In Chicago, Pakistani-American comic Kumail meets Emily, an aspiring therapist played with goofy charm by Zoe Kazan, after a lousy set one night. They connect, and keep connecting, even as Kumail’s parents are busy fishing for a suitable bride for their son. A bout of sickness lands Emily in coma, leaving Kumail to make a choice and own up to his feelings. Heckling and helping him along the way are Emily’s parents, played with effortless ease by Ray Romano and Holly Hunter.
You’d be forgiven for thinking that the plot sounds like a John Green novel in progress, but it is actually a retelling of the real life romance between Kumail Nanjiani and his wife Emily Gordon. Written by the pair, the movie is not only a sensitive adaptation of what must have been a painful experience to go through, but it is also a story dealt with great empathy for all its characters. None of them come across as stock stereotypes, especially Anupam Kher and Zenobia Shroff who play the melodramatic but ultimately forgiving parents to Kumail and have the least amount of screen time. Their badly-acted pretence every time a suitable bride just shows up to family dinner, an oft-repeated scene in the movie, is particularly fantastic.
One of the delights of watching The Big Sick is to witness the largely unexplored terrain of a brown man bonding with his American girlfriend’s parents. Ray Romano plays the awkward father, a dork who is not quite as sharp-edged as his keen wife played by Holly Hunter. He struggles to spell the ailments plaguing his daughter, and she struggles to be kind to the man who broke her daughter’s heart. Together, they go from ignoring Kumail to befriending him, letting him into their own family vault of shameful secrets and embarrassing photographs.
It is particularly enjoyable to witness Nanjiani play out a narrative, torn between his love and parents, which Romano popularised with the all-heart sitcom Everybody Loves Raymond. As the young and the slightly aged comic indulge in banter, it felt for one hot moment that Romano was transferring his everyday leading comic mantle onto a much deserving Nanjiani. They’re both regular-looking blokes whose arms hang unsure and awkwardly on their sides, and they speak with a nasal twang and a dopey rhythm. And they’re both confident comics who can infuse even the smallest scenes with the biggest laughs.

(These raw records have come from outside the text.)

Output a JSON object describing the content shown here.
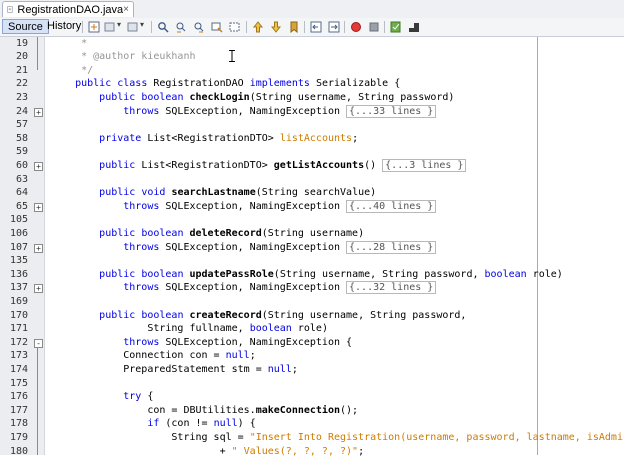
{
  "tab": {
    "title": "RegistrationDAO.java",
    "close": "×"
  },
  "toolbar": {
    "source": "Source",
    "history": "History"
  },
  "lines": [
    {
      "n": "19",
      "fold": "",
      "tokens": [
        {
          "t": "     *",
          "c": "cmt"
        }
      ]
    },
    {
      "n": "20",
      "fold": "",
      "tokens": [
        {
          "t": "     * @author kieukhanh",
          "c": "cmt"
        }
      ]
    },
    {
      "n": "21",
      "fold": "",
      "tokens": [
        {
          "t": "     */",
          "c": "cmt"
        }
      ]
    },
    {
      "n": "22",
      "fold": "",
      "tokens": [
        {
          "t": "    ",
          "c": ""
        },
        {
          "t": "public class",
          "c": "kw"
        },
        {
          "t": " RegistrationDAO ",
          "c": ""
        },
        {
          "t": "implements",
          "c": "kw"
        },
        {
          "t": " Serializable {",
          "c": ""
        }
      ]
    },
    {
      "n": "23",
      "fold": "",
      "tokens": [
        {
          "t": "        ",
          "c": ""
        },
        {
          "t": "public boolean",
          "c": "kw"
        },
        {
          "t": " ",
          "c": ""
        },
        {
          "t": "checkLogin",
          "c": "b"
        },
        {
          "t": "(String username, String password)",
          "c": ""
        }
      ]
    },
    {
      "n": "24",
      "fold": "+",
      "tokens": [
        {
          "t": "            ",
          "c": ""
        },
        {
          "t": "throws",
          "c": "kw"
        },
        {
          "t": " SQLException, NamingException ",
          "c": ""
        },
        {
          "t": "{...33 lines }",
          "c": "foldbox"
        }
      ]
    },
    {
      "n": "57",
      "fold": "",
      "tokens": []
    },
    {
      "n": "58",
      "fold": "",
      "tokens": [
        {
          "t": "        ",
          "c": ""
        },
        {
          "t": "private",
          "c": "kw"
        },
        {
          "t": " List<RegistrationDTO> ",
          "c": ""
        },
        {
          "t": "listAccounts",
          "c": "str"
        },
        {
          "t": ";",
          "c": ""
        }
      ]
    },
    {
      "n": "59",
      "fold": "",
      "tokens": []
    },
    {
      "n": "60",
      "fold": "+",
      "tokens": [
        {
          "t": "        ",
          "c": ""
        },
        {
          "t": "public",
          "c": "kw"
        },
        {
          "t": " List<RegistrationDTO> ",
          "c": ""
        },
        {
          "t": "getListAccounts",
          "c": "b"
        },
        {
          "t": "() ",
          "c": ""
        },
        {
          "t": "{...3 lines }",
          "c": "foldbox"
        }
      ]
    },
    {
      "n": "63",
      "fold": "",
      "tokens": []
    },
    {
      "n": "64",
      "fold": "",
      "tokens": [
        {
          "t": "        ",
          "c": ""
        },
        {
          "t": "public void",
          "c": "kw"
        },
        {
          "t": " ",
          "c": ""
        },
        {
          "t": "searchLastname",
          "c": "b"
        },
        {
          "t": "(String searchValue)",
          "c": ""
        }
      ]
    },
    {
      "n": "65",
      "fold": "+",
      "tokens": [
        {
          "t": "            ",
          "c": ""
        },
        {
          "t": "throws",
          "c": "kw"
        },
        {
          "t": " SQLException, NamingException ",
          "c": ""
        },
        {
          "t": "{...40 lines }",
          "c": "foldbox"
        }
      ]
    },
    {
      "n": "105",
      "fold": "",
      "tokens": []
    },
    {
      "n": "106",
      "fold": "",
      "tokens": [
        {
          "t": "        ",
          "c": ""
        },
        {
          "t": "public boolean",
          "c": "kw"
        },
        {
          "t": " ",
          "c": ""
        },
        {
          "t": "deleteRecord",
          "c": "b"
        },
        {
          "t": "(String username)",
          "c": ""
        }
      ]
    },
    {
      "n": "107",
      "fold": "+",
      "tokens": [
        {
          "t": "            ",
          "c": ""
        },
        {
          "t": "throws",
          "c": "kw"
        },
        {
          "t": " SQLException, NamingException ",
          "c": ""
        },
        {
          "t": "{...28 lines }",
          "c": "foldbox"
        }
      ]
    },
    {
      "n": "135",
      "fold": "",
      "tokens": []
    },
    {
      "n": "136",
      "fold": "",
      "tokens": [
        {
          "t": "        ",
          "c": ""
        },
        {
          "t": "public boolean",
          "c": "kw"
        },
        {
          "t": " ",
          "c": ""
        },
        {
          "t": "updatePassRole",
          "c": "b"
        },
        {
          "t": "(String username, String password, ",
          "c": ""
        },
        {
          "t": "boolean",
          "c": "kw"
        },
        {
          "t": " role)",
          "c": ""
        }
      ]
    },
    {
      "n": "137",
      "fold": "+",
      "tokens": [
        {
          "t": "            ",
          "c": ""
        },
        {
          "t": "throws",
          "c": "kw"
        },
        {
          "t": " SQLException, NamingException ",
          "c": ""
        },
        {
          "t": "{...32 lines }",
          "c": "foldbox"
        }
      ]
    },
    {
      "n": "169",
      "fold": "",
      "tokens": []
    },
    {
      "n": "170",
      "fold": "",
      "tokens": [
        {
          "t": "        ",
          "c": ""
        },
        {
          "t": "public boolean",
          "c": "kw"
        },
        {
          "t": " ",
          "c": ""
        },
        {
          "t": "createRecord",
          "c": "b"
        },
        {
          "t": "(String username, String password,",
          "c": ""
        }
      ]
    },
    {
      "n": "171",
      "fold": "",
      "tokens": [
        {
          "t": "                String fullname, ",
          "c": ""
        },
        {
          "t": "boolean",
          "c": "kw"
        },
        {
          "t": " role)",
          "c": ""
        }
      ]
    },
    {
      "n": "172",
      "fold": "-",
      "tokens": [
        {
          "t": "            ",
          "c": ""
        },
        {
          "t": "throws",
          "c": "kw"
        },
        {
          "t": " SQLException, NamingException {",
          "c": ""
        }
      ]
    },
    {
      "n": "173",
      "fold": "",
      "tokens": [
        {
          "t": "            Connection con = ",
          "c": ""
        },
        {
          "t": "null",
          "c": "kw"
        },
        {
          "t": ";",
          "c": ""
        }
      ]
    },
    {
      "n": "174",
      "fold": "",
      "tokens": [
        {
          "t": "            PreparedStatement stm = ",
          "c": ""
        },
        {
          "t": "null",
          "c": "kw"
        },
        {
          "t": ";",
          "c": ""
        }
      ]
    },
    {
      "n": "175",
      "fold": "",
      "tokens": []
    },
    {
      "n": "176",
      "fold": "",
      "tokens": [
        {
          "t": "            ",
          "c": ""
        },
        {
          "t": "try",
          "c": "kw"
        },
        {
          "t": " {",
          "c": ""
        }
      ]
    },
    {
      "n": "177",
      "fold": "",
      "tokens": [
        {
          "t": "                con = DBUtilities.",
          "c": ""
        },
        {
          "t": "makeConnection",
          "c": "b"
        },
        {
          "t": "();",
          "c": ""
        }
      ]
    },
    {
      "n": "178",
      "fold": "",
      "tokens": [
        {
          "t": "                ",
          "c": ""
        },
        {
          "t": "if",
          "c": "kw"
        },
        {
          "t": " (con != ",
          "c": ""
        },
        {
          "t": "null",
          "c": "kw"
        },
        {
          "t": ") {",
          "c": ""
        }
      ]
    },
    {
      "n": "179",
      "fold": "",
      "tokens": [
        {
          "t": "                    String sql = ",
          "c": ""
        },
        {
          "t": "\"Insert Into Registration(username, password, lastname, isAdmin)\"",
          "c": "str"
        }
      ]
    },
    {
      "n": "180",
      "fold": "",
      "tokens": [
        {
          "t": "                            + ",
          "c": ""
        },
        {
          "t": "\" Values(?, ?, ?, ?)\"",
          "c": "str"
        },
        {
          "t": ";",
          "c": ""
        }
      ]
    }
  ]
}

At the centre of The Big Sick is, of course, the interracial romance that begins charmingly, loses its footing and redeems itself over. It may feel like you’re being led into that trope again – watching the man grow up and take ownership of his life, even as the woman remains absent for a good deal of the movie’s lengthe. But given that the real Emily Gordon co-wrote the story, The Big Sick gives us a female lead in Kazan who casts a wide net when she’s on screen. She unapologetically steals laughs from her comic boyfriend, and is unafraid to rip into him one every time he gets a little too self-assured for her.

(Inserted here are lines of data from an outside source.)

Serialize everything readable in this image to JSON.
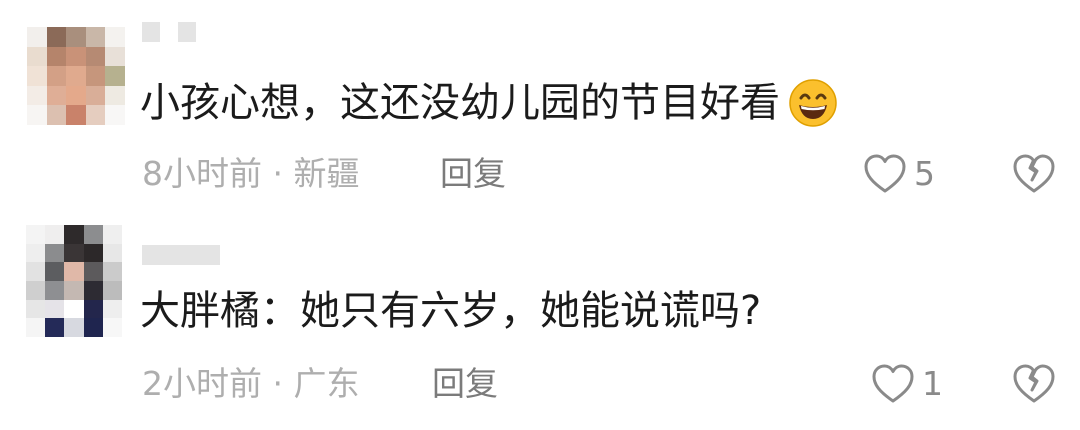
{
  "comments": [
    {
      "text": "小孩心想，这还没幼儿园的节目好看",
      "emoji": "grinning-face-emoji",
      "time": "8小时前",
      "separator": "·",
      "location": "新疆",
      "reply_label": "回复",
      "likes": "5"
    },
    {
      "text": "大胖橘：她只有六岁，她能说谎吗?",
      "time": "2小时前",
      "separator": "·",
      "location": "广东",
      "reply_label": "回复",
      "likes": "1"
    }
  ],
  "icons": {
    "like": "heart-outline-icon",
    "dislike": "broken-heart-icon"
  },
  "colors": {
    "text": "#1b1b1b",
    "meta": "#aeaeae",
    "reply": "#7b7b7b",
    "icon": "#8a8a8a"
  }
}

While Nanjiani often rambles off during his stand-up routines in the film, his deadpan comedy is at home in the movie, elevating it during its several uncomfortable interactions. He delivers the movie’s sharpest comic punches, often in the trickiest situations. He even manages to make you laugh in scenes you would feel awful for laughing at, allowing his comedy to come from a place of abject discomfort and awkwardness.
The quintessential choice every immigrant South-Asian child has to make, between tradition and passion, is one we have seen on the screen before. The spirited Bend It Like Beckham handled it as skillfully as David Beckham would a football. In The Big Sick, Michael Showalter manages to capture the essence of that struggle without unnecessary histrionics or spoofs, allowing even minor characters to shine and be funny. A special mention must be made for Bo Burnham and Aidy Bryant who plays Kumail’s comic buddies and keep the laughter coming even when our leading man is down and out.